UM tuition projected to rise 1.7 percent next year

This article first appeared in the St. Louis Beacon. - Undergraduate resident tuition for the 2014-15 academic year at the four campuses of the University of Missouri system would rise 1.7 percent, the national inflation rate, under projections presented to the system’s Board of Curators on Thursday.

Meeting at the university’s St. Louis campus, curators were reminded that under state law, tuition at the university is limited to the Consumer Price Index as released in December. The 1.7 percent figure was cited as an estimate, to be revised when the curators take a final vote on the tuition at their meeting in January.

On Wednesday, the core CPI was reported to have increased 1.7 percent from October 2012, matching the gain in the previous year-long period.

If the projected tuition increase is approved in January, yearly tuition at the four campuses in the University of Missouri system would average $9,464. The Rolla campus, Missouri Science & Technology, would have the highest annual tuition at $9,510, followed by $9,474 in St. Louis, $9,456 in Kansas City and $9,415 in Columbia.

University officials say comparable tuition at public doctoral institutions nationwide averages $9,804, while tuition at private doctoral institutions averages $36,171.

Officials attributed the effort to hold tuition increases down to more than the restrictions built into law. They cited growing student debt, shrinking scholarship aid and reductions in state and federal support as reasons to hold the line on student fees.

While showing how the university’s tuition increases in recent years have been far below those of comparable institutions, a statement accompanying the projected rise cautioned that prudent financial management can go only so far.

The “lack of real revenue growth has resulted in larger class sizes, increasing student faculty ratios, and decline of available quality faculty time for research,” the statement said. “The problem varies greatly by program of study and discipline depending on student demand of the program. Both class size and student-to-ranked-faculty ratios are increasing and in some program areas are reaching critical levels.”

In his presentation to the curators, Thomas Richards, interim vice president for finance, showed how the UM system’s increases, both annually and over five years, was far below those at comparable institutions in adjacent states.

But given the financial pressures that result, he added, “Is that a good or a bad thing? It’s both.”

Because of limited funds and rising enrollment, Thomas said class sizes are going up, which could threaten the university’s accreditation or force caps on the number of students who could enroll.

Thomas also cited an S&P report on the university’s management that said: “We consider UM’s budgeting to be both conservative and proactive.”

He said that faculty salaries rank at or near the bottom of salaries at comparable schools in key areas, and the cost of employee benefits is increasing at a pace that may not be sustainable.

In addition to limited tuition increases and shrinking government support, Thomas presented figures that showed the university system has a facilities backlog of $1.3 billion. “This doesn’t go away,” he said. “It just keeps getting bigger.”

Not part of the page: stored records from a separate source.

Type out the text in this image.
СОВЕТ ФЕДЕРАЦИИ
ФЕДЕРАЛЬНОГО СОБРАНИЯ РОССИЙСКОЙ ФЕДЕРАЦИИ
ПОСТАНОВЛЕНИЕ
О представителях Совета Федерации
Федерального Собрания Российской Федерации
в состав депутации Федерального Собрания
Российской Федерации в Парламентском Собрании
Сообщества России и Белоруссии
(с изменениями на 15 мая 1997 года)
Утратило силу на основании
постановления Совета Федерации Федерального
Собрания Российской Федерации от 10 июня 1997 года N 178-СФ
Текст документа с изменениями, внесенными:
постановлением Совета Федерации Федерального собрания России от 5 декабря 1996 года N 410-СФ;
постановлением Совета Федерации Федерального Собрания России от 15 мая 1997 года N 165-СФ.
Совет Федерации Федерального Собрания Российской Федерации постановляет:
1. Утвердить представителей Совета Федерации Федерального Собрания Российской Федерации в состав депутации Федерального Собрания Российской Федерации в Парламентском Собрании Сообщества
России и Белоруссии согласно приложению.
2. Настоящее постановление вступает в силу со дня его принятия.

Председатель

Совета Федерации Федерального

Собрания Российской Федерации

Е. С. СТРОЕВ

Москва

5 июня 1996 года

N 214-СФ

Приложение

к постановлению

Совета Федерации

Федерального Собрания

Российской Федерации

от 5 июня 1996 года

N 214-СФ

On the topic of state appropriations, the university’s statement said that system President Tim Wolfe has pledged that any new state money will be allocated to the campuses to pay for items in their strategic plans.

“We remain hopeful the governor will recommend and legislature will appropriate increased funding for the university in FY2015,” the statement said. “We also do not anticipate any additional withholdings in FY2014 over the governor’s 3 percent reserve. For perspective, a 1 percent increase in state appropriations is approximately $4 million.”

At their meeting Friday, curators are expected to approve a proposed merger between the Beacon and St. Louis Public Radio. The radio station’s license is held by the university, requiring a vote by the curators to finalize the deal.

UMSL eyes better optometry facility

The curators also heard plans for a new building for the UMSL School of Optometry. It would be built on its south campus in three phases.

Chancellor Tom George said that the building that currently houses the school was inherited and designed to be a residence hall. The university has been using it in a creative way, he said, but the program really needs a building designed for optometry.

The long-range vision would be for a $90 million building that would serve as a nursing and optometry complex, George said. Phase one would provide 35,000 square feet for eye care, primary health care and administrative and support space.

The initial phase would cost $17 million, paid for by $5 million of reserves from the optometry school and $12 million in bonds. The bonds would be paid off by a student fee approved last month and reallocation of funds within the optometry school.

Dean Larry Davis noted that the financing could have been arranged in other ways, but he wanted students to be involved in deciding the fee.

Laurie Thompson, a second-year optometry student, told the curators that the improved facilities were important enough for students to approve a fee on the cost of their degree. She called the new building “an investment in our future.”

If it wins final approval from the curators in January, construction on the first phase of the building could begin next fall, with completion by late summer of 2016.